Professional Documents
Culture Documents
Leo Sutrisno
Belajar, dalam keadaan yang sesungguhnya, merupakan suatu aktivitas seseorang yang
spontan. Belajar lebih merupakan suatu proses aktif mencari sesuatu dari pada menerima
penjelasan dari orang lain dengan pasif. Karena itu, sumber-sumber yang memfasilitasi
proses belajar menjadi sesuatu yang mendasar. Memfasilitasi berarti ‘membuat lebih
mudah’. Memfasilitasi belajar berarti ‘membuat belajar menjadi lebih mudah
(dilaksanakan)’.
Mari kita simak ‘pembicaraan’ dua orang siswa kelas 4 SD yang berasal dari dua sekolah
yang berbeda berikut ini.
‘Kami tadi di sekolah asyiiik’
‘Kerja apa?’
‘Itu, membuat air mancur dari botol aqua. Asyik, air bisa naik, memancar ke atas’.
‘Nyamanlah, kau’
Penggal obrolan ini memperlihatkan bahwa, sesungguhnya siswa lebih senang melakukan
suatu aktivitas tertentu dalam belajar IPA ketimbang duduk manis mendengarkan
penjelasan dari para gurunya. Sebaliknya, dalam perjalanan dari sekolah ke sekolah
menemukan banyak pembelajaran IPA yang dilakukan guru adalah asyik menjelaskan
(baca: membacakan) atau membuatkan catatan di papan tulis dan siswanya duduk manis
(baca: diam bagai patun) menyimak atau sibuk mencatat.
Ada dua alasan yang sering disampaikan para guru. Pertama, kekurangan ‘fasilitas’.

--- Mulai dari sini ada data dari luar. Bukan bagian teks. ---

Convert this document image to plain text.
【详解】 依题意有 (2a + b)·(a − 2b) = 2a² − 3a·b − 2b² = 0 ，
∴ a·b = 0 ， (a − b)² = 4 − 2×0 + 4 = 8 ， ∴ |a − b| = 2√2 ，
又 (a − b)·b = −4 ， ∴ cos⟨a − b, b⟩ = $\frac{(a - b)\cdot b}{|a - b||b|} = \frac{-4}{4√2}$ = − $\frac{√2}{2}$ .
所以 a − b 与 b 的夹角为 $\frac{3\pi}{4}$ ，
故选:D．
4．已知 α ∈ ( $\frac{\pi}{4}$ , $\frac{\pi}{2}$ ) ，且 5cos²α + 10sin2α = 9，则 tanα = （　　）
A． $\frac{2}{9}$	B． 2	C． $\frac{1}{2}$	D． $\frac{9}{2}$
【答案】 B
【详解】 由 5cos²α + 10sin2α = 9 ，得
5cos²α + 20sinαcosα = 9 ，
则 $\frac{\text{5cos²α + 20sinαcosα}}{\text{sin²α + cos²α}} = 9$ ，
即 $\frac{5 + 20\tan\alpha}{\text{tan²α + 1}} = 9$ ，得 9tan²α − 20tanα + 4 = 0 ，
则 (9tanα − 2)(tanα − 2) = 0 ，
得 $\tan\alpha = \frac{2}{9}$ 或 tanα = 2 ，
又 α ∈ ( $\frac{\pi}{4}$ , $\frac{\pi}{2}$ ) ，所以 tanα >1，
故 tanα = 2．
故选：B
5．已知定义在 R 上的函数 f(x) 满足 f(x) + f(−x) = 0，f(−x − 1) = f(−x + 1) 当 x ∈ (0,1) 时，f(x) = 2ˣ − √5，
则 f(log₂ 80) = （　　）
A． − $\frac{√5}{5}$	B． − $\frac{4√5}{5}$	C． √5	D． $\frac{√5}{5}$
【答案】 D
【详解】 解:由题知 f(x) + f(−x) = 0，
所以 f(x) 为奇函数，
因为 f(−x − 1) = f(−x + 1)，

Tidak memiliki laboratorium. Kurang dana dsb. Kedua, kekurangan waktu. Materi yang
harus ‘diajarkan’ banyak.
Sesungguhnya, banyak alat dan benda di sekitar kita yang dapat kita pungut menjadi alat-
alat laboratorium IPA. Cermin bekas dapat menjadi alat melihat spectrum cahaya dan
peristiwa interferensi jika lapisan belakangnya digores dengan pisau silet yang masih
tajam. Goresan itu akan menghasilkan celah sempit yang mampu menghasilkan pristiwa
difraksi cahaya. Kancing baju ‘cetit’ logam, sepotong jarum, dan sebuah pisau silet bekas
dapat disusun menjadi ‘meter listrik’ untuk berbagai percobaan electromagnet. Batu-
batuan yang di pungut para siswa ketika berjalan ke sekolah dapat dijadikan suatu koleksi
batu-batuan. Pendek kata dengan mendorong kreativitas siswa dan orang tua mereka para
guru dapat membuat laboratorium sains yang murah meriah berbahan dasar barang bekas
serta local. Kaleng bekas minuman sangat banyak manfaatnya. Dapat pengganti beaker
glass, bisa juga, jika di lubangi bagian bawahnya, dipakai untuk ‘pot’ tanaman untuk
menumbuhkan benih dsb. Kertas warman hitan atau kertas karbon yang dilubangi atau
ditempeli gambar bintang temple yang dapat dibeli di mall, dapat dipakai sebagai peta
bintang. Dsb. Sebagai penghargaan, nama-nama mereka dapat dituliskan pada alat dan
bahan yang mereka sumbangkan. Sudah barang tentu di pasar sudah banyak tersedia kit
alat-alat IPA yang siap dikirim ke sekolah-sekolah yang membelinya.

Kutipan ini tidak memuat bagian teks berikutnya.